Les yeux exorbités, il planta la lame du poignard dans la gorge de Jenny Colon en hurlant : « Tiens, salope ! ». Un flot de sang jaillit, inondant de pourpre son gilet. Jenny s'effondra sans vie sur le plancher.

Hagard, les cheveux et les vêtements en désordre, il s'élança hors de l'appartement et galopa vers le commissariat le plus proche.

— Aidez-moi, au secours ! geignit-il en agrippant la manche de l'agent de service.

— Allons, Monsieur Gérard, qu'est-ce qu'il y a cette fois-ci ? demanda l'agent sur un ton où se mêlaient l'amusement et l'agacement.
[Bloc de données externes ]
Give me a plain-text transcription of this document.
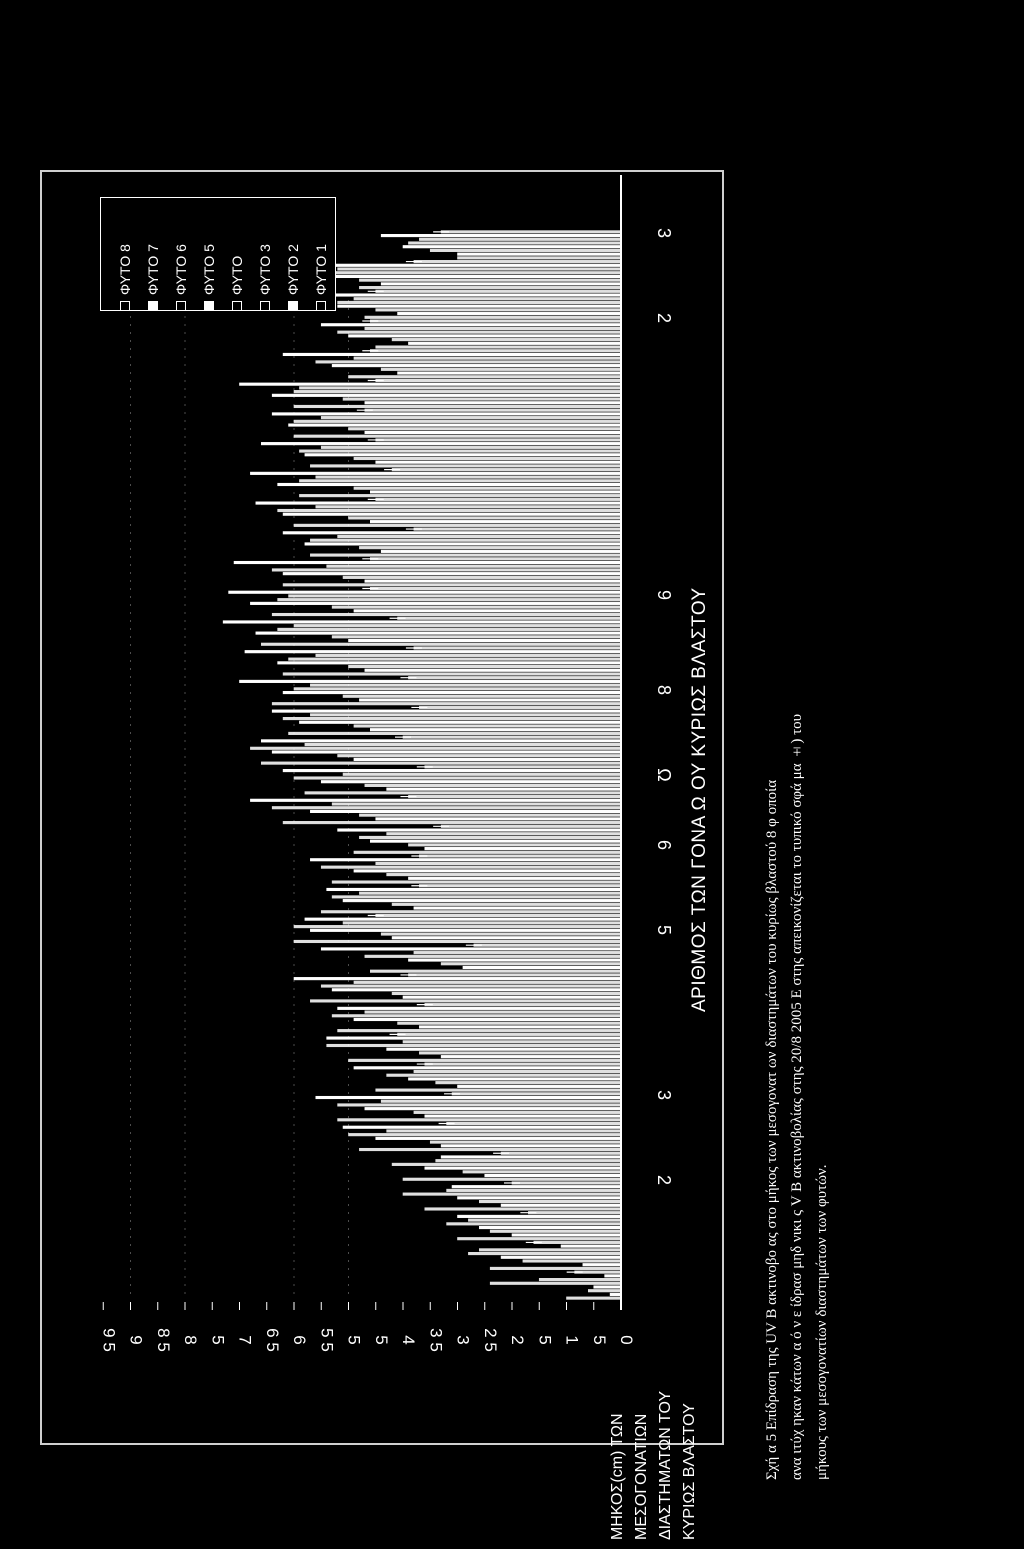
0
5
1
5
2
2 5
3
3 5
4
5
5
5 5
6
6 5
7
5
8
8 5
9
9 5
2
3
5
6
Ω
8
9
2
3
ΜΗΚΟΣ(cm) ΤΩΝ ΜΕΣΟΓΟΝΑΤΙΩΝ ΔΙΑΣΤΗΜΑΤΩΝ ΤΟΥ ΚΥΡΙΩΣ ΒΛΑΣΤΟΥ
ΑΡΙΘΜΟΣ ΤΩΝ ΓΟΝΑ Ω ΟΥ ΚΥΡΙΩΣ ΒΛΑΣΤΟΥ
ΦΥΤΟ 1
ΦΥΤΟ 2
ΦΥΤΟ 3
ΦΥΤΟ
ΦΥΤΟ 5
ΦΥΤΟ 6
ΦΥΤΟ 7
ΦΥΤΟ 8

Σχή α 5 Επίδραση της UV Β ακτινοβο ας στο μήκος των μεσογονατ ων διαστημάτων του κυρίως βλαστού 8 φ οποία ανα ιτύχ ηκαν κάτων α ό ν ε ίδρασ μηδ νικι ς V Β ακτινοβολίας στης 20/8 2005 Ε στης απεικονίζεται το τυπικό σφά μα ±) του μήκους των μεσογονατίων διαστημάτων των φυτών.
— Je suis ténébreux de vision, je viens de tuer ma femme ! Je suis veuf ! Je suis inconsolé !

— Encore ? demanda l'agent. Sur un ton hystérique, de plus en plus aigu, Gérard se mit à psalmodier :

— Je suis un prince d'Aquitaine déchu ! Ma tour est abolie ! Jenny, ma seule étoile, est morte ! Mon luth constellé (que j'ai ramené de Beyrouth) est frappé du soleil noir ! Ô mélancolie !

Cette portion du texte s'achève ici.